A school I didn't end up at was recruiting me and said they pulled transcripts for the All Miami-Dade County teams (3 all county teams = 15 guys) and I was the only one who could even qualify academically for their school. Now, I can't paint a brush for the entire state of Florida, but a huge population of the big time college prospects that are playing high school football in Florida are not at all fits for Notre Dame and what they offer. When a Nicholas Petit-Frere comes along and goes to a really good academic school like Berkeley Prep, then you need to go after him. Chez Mellusi was a surprise that the coaching staff didn't love the fit because he came from Naples High School which is one of the better academic public schools in southern Florida, but the staff has shifted their focus to Georgia a ton. It makes sense because some of the private christian schools in Georgia are the best football teams in the state, whereas a lot of the best football schools in Florida are public schools where kids might not be academically challenged as much.

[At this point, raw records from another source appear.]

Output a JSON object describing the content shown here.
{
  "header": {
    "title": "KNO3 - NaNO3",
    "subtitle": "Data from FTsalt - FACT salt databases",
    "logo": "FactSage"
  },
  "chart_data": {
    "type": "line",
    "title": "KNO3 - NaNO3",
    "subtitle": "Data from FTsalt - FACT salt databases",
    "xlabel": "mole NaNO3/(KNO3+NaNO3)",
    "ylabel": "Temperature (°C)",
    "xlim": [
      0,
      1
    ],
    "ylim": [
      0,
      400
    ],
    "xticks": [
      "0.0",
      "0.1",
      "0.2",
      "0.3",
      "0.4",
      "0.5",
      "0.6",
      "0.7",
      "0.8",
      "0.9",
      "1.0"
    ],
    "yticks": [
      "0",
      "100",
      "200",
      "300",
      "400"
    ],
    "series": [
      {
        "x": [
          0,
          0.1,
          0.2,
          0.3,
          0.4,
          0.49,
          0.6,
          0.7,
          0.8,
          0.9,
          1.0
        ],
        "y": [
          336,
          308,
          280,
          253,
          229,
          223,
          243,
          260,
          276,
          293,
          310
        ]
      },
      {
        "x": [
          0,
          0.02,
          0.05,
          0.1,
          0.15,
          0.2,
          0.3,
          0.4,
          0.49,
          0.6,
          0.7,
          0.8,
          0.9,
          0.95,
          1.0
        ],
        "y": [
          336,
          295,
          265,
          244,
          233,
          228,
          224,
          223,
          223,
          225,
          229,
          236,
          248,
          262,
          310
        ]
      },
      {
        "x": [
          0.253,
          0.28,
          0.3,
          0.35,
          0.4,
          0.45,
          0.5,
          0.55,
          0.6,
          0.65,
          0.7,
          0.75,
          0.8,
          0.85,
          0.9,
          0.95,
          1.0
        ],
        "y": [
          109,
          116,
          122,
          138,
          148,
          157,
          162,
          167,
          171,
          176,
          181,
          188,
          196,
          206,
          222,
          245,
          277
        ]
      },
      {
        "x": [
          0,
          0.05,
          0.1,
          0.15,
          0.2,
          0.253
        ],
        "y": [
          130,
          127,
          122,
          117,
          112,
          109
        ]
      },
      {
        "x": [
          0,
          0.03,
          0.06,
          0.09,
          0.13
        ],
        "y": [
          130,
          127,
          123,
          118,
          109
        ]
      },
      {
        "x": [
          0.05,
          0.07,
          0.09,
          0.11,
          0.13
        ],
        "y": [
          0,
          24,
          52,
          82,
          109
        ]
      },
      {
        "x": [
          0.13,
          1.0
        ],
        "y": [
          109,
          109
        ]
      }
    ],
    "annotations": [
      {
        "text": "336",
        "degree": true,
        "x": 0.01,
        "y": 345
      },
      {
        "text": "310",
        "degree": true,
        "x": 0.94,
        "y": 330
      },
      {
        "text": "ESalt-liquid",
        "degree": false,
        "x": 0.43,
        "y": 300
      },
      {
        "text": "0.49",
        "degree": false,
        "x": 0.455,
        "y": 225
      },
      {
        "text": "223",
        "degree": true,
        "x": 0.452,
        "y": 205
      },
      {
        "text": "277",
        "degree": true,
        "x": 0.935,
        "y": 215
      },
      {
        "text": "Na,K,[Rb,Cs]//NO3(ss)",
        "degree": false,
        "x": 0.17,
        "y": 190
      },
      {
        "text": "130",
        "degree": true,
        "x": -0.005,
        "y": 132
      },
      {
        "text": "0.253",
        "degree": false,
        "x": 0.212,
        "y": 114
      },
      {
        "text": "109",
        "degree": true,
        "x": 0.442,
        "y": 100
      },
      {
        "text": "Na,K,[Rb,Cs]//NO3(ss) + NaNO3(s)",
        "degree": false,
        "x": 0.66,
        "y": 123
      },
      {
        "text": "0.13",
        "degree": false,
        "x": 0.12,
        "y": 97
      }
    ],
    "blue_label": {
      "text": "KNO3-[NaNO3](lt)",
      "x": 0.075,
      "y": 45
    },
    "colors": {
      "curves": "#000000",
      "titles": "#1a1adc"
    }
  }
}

St. Thomas Aquinas - Good academically, private Catholic school, lets almost any kid in for football so you have to see transcripts on a case-by-case basis cause some are smart kids and others wouldn't be fits. Also, this program is owned by football factories so they get everyone
Trinity Christian - Good academically, see above for football factory ownership
Berkeley Prep - see Nicholas Petit-Frere
IMG Academy - lots of out-of-state kids, a lot of elite football players, and ND has some players from there in the past and present (Houston Griffith)
Most of it is going to be a case-by-case basis for Florida prospects because the recruiting battles are so difficult and not a lot of football programs down there produce consistently high academic fits for Notre Dame. Jaylen Harrell is a DE prospect that is from Berkeley Prep that could be a fit with Duke, UNC, and Michigan offers, Fred Davis II goes to a private christian school and has an offer from ND, and other guys will fit the profile, but ND is going to have a really hard time getting in on Florida kids when they don't have tons of pipelines down there because not many schools produce high academic, elite athletes every few years.